Perumusan politik hukum oleh DPR yang tertuang dalam
undang-undang dilakukan melalui beberapa tahapan proses sebagai berikut:
Tingkat I :
1. Sidang Pleno
2. Penjelasan Pendapat Fraksi
3. Rapat Fraksi dengan tahapan :
- Membahas rancangan undang-undang
- Membahas penjelasan pemerintah
- Menetapkan juru bicara fraksi
Tingkat II :
1. Pemandangan Umum
2. Daftar Inventarisasi Masalah (DIM)
Tingkat III :
1. Sidang Komisi
2. Sidang Gabungan Komisi
3. Sidang Panitia Kerja (Panja) dan Panitia
Khusus (Pansus)
Tingkat IV :
1. Pendapat akhir fraksi
2. Pendapat Pemerintah
UUD sebagai produk MPR dan undang-undang sebagai produk
DPR tidak datang dari hampa, tetapi merupakan aktualisasi dari
kehendak-kehendak politik, ekonomi, sosial, budaya, dan lain-lain.
Kehendak-kehendak ini bisa datang dari berbagai kalangan.[5]

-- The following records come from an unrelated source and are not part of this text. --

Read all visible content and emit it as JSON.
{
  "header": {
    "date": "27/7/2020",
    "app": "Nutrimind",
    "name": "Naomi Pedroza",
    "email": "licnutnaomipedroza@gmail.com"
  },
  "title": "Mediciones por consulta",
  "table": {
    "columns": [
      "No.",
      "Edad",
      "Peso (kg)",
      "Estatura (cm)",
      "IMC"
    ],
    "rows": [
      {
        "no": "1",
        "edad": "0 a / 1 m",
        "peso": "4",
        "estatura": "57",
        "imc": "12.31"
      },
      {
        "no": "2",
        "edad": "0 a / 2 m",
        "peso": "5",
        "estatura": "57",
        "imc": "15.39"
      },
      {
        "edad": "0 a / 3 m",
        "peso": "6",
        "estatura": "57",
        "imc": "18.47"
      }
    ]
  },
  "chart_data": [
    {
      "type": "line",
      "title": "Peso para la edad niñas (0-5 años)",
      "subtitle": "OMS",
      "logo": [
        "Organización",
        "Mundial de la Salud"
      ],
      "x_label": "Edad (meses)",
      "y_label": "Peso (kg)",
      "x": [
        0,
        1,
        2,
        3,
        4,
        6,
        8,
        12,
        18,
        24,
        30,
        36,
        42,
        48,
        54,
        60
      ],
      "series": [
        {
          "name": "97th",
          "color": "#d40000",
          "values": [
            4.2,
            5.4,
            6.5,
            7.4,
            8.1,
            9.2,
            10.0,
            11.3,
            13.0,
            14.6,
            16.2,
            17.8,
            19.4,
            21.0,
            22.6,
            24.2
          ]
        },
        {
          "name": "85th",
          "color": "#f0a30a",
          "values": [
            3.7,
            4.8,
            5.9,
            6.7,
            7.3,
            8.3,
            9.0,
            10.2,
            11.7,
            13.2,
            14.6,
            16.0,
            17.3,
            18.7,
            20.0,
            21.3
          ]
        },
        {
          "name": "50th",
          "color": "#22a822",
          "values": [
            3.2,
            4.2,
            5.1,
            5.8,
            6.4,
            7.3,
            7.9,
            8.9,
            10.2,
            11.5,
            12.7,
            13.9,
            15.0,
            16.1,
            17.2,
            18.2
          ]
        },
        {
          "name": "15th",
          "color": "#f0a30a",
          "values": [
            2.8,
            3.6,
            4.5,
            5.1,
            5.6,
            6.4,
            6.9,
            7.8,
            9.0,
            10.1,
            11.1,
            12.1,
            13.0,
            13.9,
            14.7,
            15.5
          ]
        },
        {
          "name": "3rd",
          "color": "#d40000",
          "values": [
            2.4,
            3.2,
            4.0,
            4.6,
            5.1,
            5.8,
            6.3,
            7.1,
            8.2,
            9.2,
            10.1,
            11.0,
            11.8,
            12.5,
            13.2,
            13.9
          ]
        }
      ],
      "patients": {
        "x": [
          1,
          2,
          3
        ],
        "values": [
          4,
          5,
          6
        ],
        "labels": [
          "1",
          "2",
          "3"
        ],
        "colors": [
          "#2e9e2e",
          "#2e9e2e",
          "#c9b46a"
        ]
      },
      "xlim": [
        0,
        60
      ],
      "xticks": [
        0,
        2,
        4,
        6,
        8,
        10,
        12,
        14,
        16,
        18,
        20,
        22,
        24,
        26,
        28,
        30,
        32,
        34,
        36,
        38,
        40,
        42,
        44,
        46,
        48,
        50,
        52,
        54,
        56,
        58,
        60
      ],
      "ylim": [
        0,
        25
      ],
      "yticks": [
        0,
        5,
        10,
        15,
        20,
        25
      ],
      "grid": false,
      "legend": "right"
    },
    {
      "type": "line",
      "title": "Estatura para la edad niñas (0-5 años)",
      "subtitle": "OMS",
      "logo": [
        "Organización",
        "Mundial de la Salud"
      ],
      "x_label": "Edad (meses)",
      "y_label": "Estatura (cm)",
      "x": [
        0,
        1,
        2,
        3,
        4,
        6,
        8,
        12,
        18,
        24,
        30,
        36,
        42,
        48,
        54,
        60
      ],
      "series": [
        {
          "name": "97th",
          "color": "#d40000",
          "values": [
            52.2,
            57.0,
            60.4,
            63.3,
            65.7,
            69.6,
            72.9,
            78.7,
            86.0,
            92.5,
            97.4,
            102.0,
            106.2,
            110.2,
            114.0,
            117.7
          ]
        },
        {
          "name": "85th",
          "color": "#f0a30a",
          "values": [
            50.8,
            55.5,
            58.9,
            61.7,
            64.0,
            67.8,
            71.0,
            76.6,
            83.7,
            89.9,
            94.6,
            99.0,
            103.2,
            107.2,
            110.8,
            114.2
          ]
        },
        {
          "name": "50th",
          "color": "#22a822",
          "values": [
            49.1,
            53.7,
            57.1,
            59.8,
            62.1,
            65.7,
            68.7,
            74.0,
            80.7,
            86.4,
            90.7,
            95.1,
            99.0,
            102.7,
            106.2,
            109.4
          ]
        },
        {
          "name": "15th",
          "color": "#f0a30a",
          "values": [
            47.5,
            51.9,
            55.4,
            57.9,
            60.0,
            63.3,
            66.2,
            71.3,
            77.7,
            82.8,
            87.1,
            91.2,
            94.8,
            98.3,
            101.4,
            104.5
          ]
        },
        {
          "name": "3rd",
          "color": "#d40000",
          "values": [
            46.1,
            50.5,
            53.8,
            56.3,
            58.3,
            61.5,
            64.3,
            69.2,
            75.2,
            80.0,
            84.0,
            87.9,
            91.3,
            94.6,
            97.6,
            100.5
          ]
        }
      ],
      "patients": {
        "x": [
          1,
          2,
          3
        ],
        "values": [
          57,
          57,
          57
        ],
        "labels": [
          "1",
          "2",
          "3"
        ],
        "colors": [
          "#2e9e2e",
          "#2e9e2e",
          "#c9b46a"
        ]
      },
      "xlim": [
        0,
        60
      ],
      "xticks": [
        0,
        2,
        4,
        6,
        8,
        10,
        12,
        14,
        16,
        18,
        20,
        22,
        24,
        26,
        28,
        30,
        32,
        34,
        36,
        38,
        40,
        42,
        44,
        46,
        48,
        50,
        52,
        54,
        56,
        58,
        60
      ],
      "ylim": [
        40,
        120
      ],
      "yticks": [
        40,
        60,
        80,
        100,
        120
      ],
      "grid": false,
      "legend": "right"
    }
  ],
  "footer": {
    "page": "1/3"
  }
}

Kehendak-kehendak tersebut bisa muncul baik pada tingkat suprastruktur politik
maupun infrastruktur politik.[6]
Infrastruktur politik indonesia terdiri dari partai politik, kelompok
kepentingan, kelompok penekan, alat komunikasi politik, dan tokoh politik.[7]
Suprastruktur politik yang mempunyai kewenangan untuk merumuskan politik hukum
hanya MPR dan DPR saja.
Kehendak-kehendak baik yang bersifat politik, ekonomi,
sosial budaya dan lain-lain, yang muncul dari tingkat infrastruktur
politik kemudian diperdebatkan dan mengalami kristalisasi pada tingkat
suprastruktur politik yang kemudian outputnya adalah rumusan politik hukum baik
yang terdapat dalam UUD apabila merupakan produk MPR atau undang-undang apabila
merupakan produk DPR.
Sumber :
Mahfud MD, 2010, Membangun Politik Hukum Menegakkan
Konstitusi, Rajawali Pers, Jakarta.
Jimly Asshiddiqie,
2002, Konsolidasi Naskah UUD 1945 Setelah Perubahaan Keempat, Pusat
Studi Hukum Tata Negara Universitas Indonesia, Jakarta/
Mahfud MD,
1998, Politik Hukum Di Indonesia, Pustaka LP3ES Indonesia, Jakarta.
Sri Soemantri M dalam Artidjo Alkostar, 1997, Identitias Hukum Nasional, Fakulatas
Hukum Universitas Islam Indonesia, Yogyakarta.
Imam Syaukani, 2010, Dasar-dasar Politik Hukum, PT
Rajagrafindo Persada, Jakarta.
[1] Mahfud MD, 2010, Membangun Politik
Hukum Menegakkan Konstitusi, Rajawali Pers, Jakarta, hlm. 22.
[2] Ibid, hlm. 23.
[3] Ibid, hlm. 30-32.
[4] Jimly Asshiddiqie, 2002, Konsolidasi Naskah UUD 1945
Setelah Perubahaan Keempat, Pusat Studi Hukum Tata Negara Universitas
Indonesia, Jakarta, hlm. 5.
[5] Mahfud MD, 1998, Politik Hukum Di Indonesia,
Pustaka LP3ES Indonesia, Jakarta, hlm. 7.
[6] Sri Soemantri M dalam Artidjo Alkostar,
1997, Identitias Hukum Nasional, Fakulatas Hukum Universitas Islam
Indonesia, Yogyakarta, hlm. 239.
[7] Imam Syaukani, 2010, Dasar-dasar
Politik Hukum, PT Rajagrafindo Persada, Jakarta, hlm. 121.